Uno de los más influyentes arquitectos holandeses de las últimas décadas, Rem Koolhaas, opina que en esta época la arquitectura se debate en una duda permanente sobre la dualidad naturalidad —artificialidad, por la incapacidad de reconocer la vida fuera del centro de las ciudades.
"Esta duda ha condenado a los barrios a pertenecer a una condición obligatoriamente secundaria, sin otorgarles ninguna capacidad para vivir y ser felices”. Esta duda es algo que nos cuesta muy caro. Nos cuesta el placer de las ciudades", comentó Koolhaas al diario español El País.
"Nuestra incapacidad para modernizar el concepto de lo urbano nos ha conducido a un terrible urbanismo loco”, que nos rodea con su mediocridad, con un simbolismo sostenible de la peor calaña, con un cinismo verde, una nulidad del espacio público que se ha convertido en exclusión cada vez más radical", añadió.
Los cantos de sirena del desarrollo económico, basado en la industrialización y el mercado, apuntalaron con éxito el predominio de las metrópolis urbanas pero desataron procesos de creciente frustración en el orden personal y colectivo entre sus habitantes.

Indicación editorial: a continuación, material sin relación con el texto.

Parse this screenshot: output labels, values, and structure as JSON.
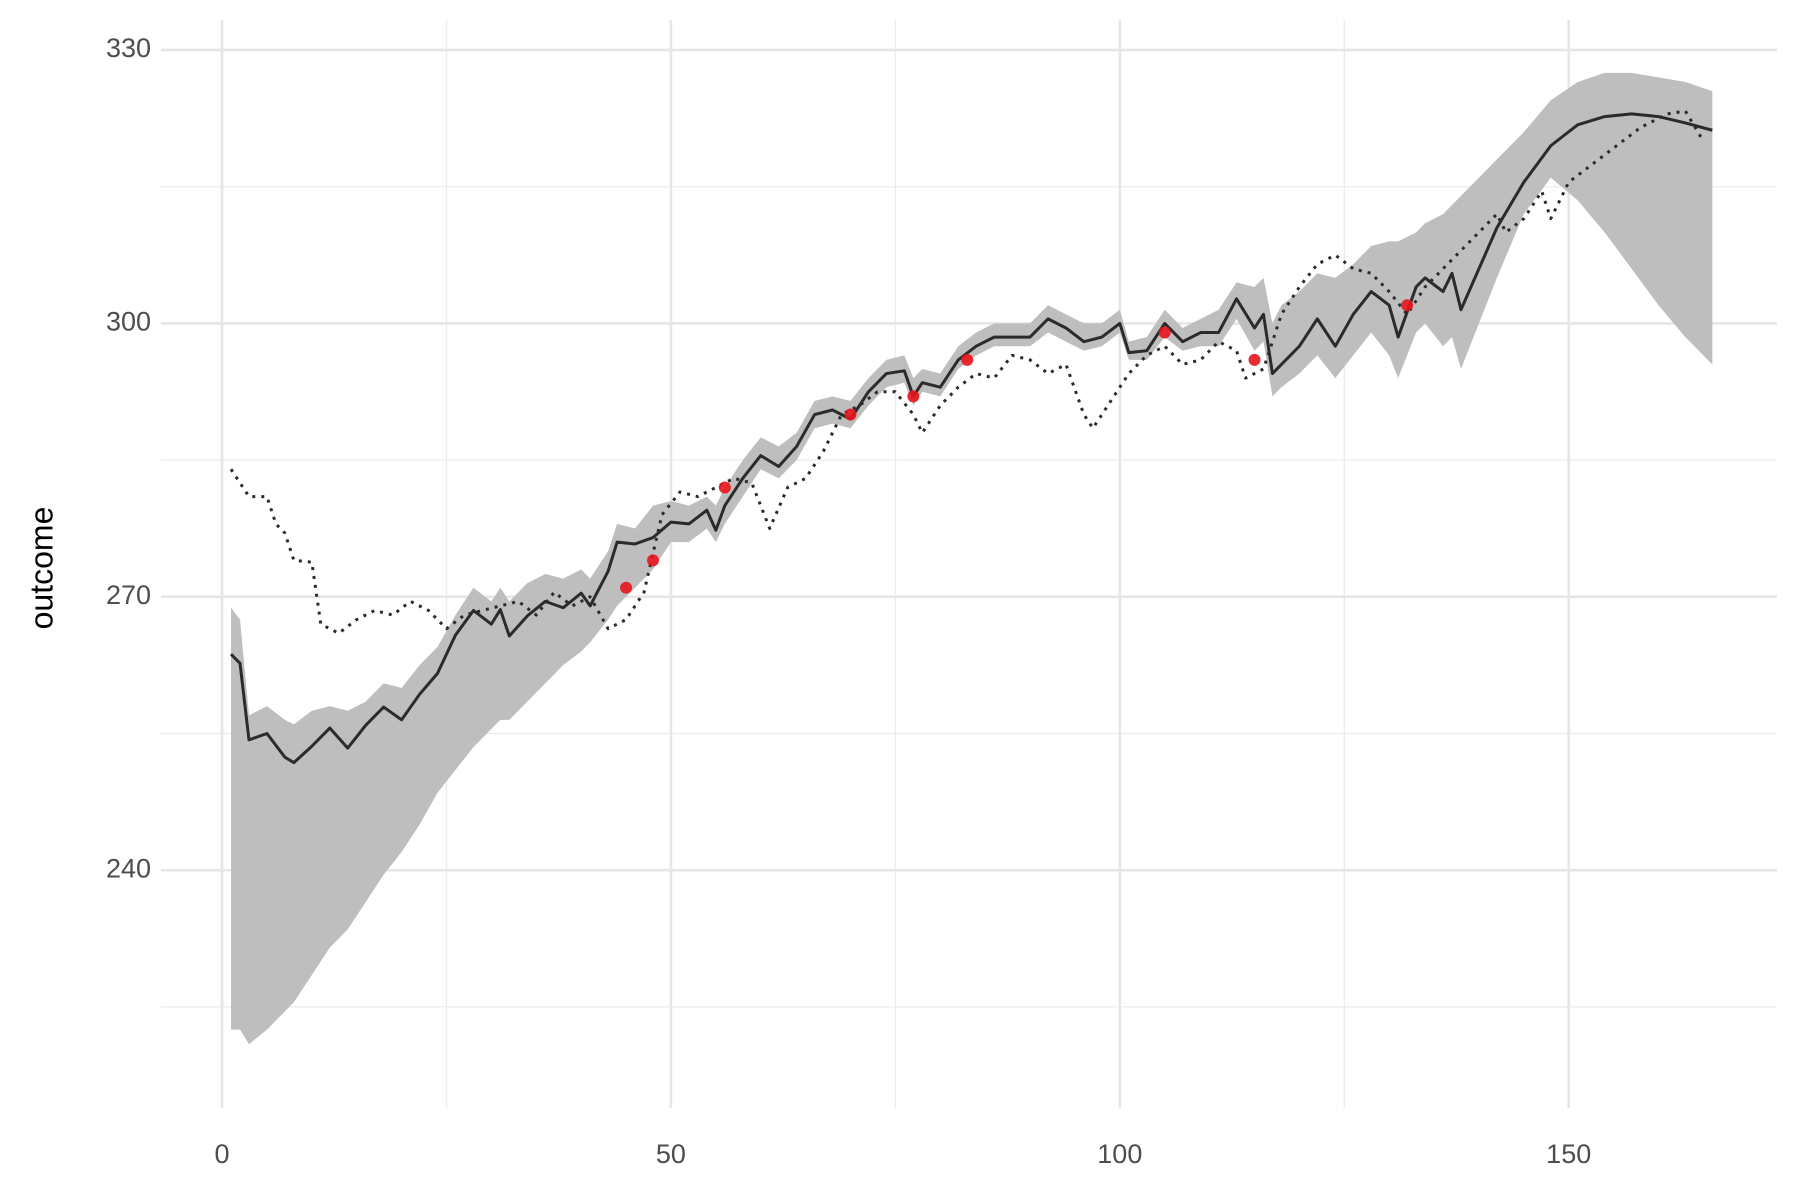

La proliferación de los cinturones de miseria, favelas, precarios y otros modos, forman parte del listado de los peores efectos del aliento a la búsqueda de oportunidades en las ciudades y de la concentración en ellas de los bienes y servicios más deseables.
Estos barrios reflejan con mayor nitidez la incapacidad de la sociedad de consumo de favorecer a todos por igual y el incremento de las desigualdades que genera, contraproducente para la mayoría de la población.
Seguidores de estos temas concuerdan en que la globalización neoliberal fue la principal impulsora del modelo único de ordenación de los espacios, en núcleos de atracción de capitales y productos, más densos en población e información, y áreas de apropiación y de vertido.
Este proceso reforzó la tendencia a construir para la venta o el alquiler, es decir, por unidades interpuestas que buscan la multiplicación del beneficio monetario más que el disfrute de los futuros usuarios, de acuerdo con el economista español, José Manuel Naredo.
A tono con ello, los capitalistas maximizaron al menor costo posible el volumen construido por unidad de superficie hasta donde se lo permitieron las legislaciones vigentes en cada territorio o país y de ser necesario, alentaron cambios en estas, en su beneficio.
El aprovechamiento de la superficie y la expansión hacia arriba distinguen a esta etapa del desarrollo urbanístico, que goza de las ventajas del perfeccionamiento técnico y del abaratamiento de los procesos constructivos, explica Naredo.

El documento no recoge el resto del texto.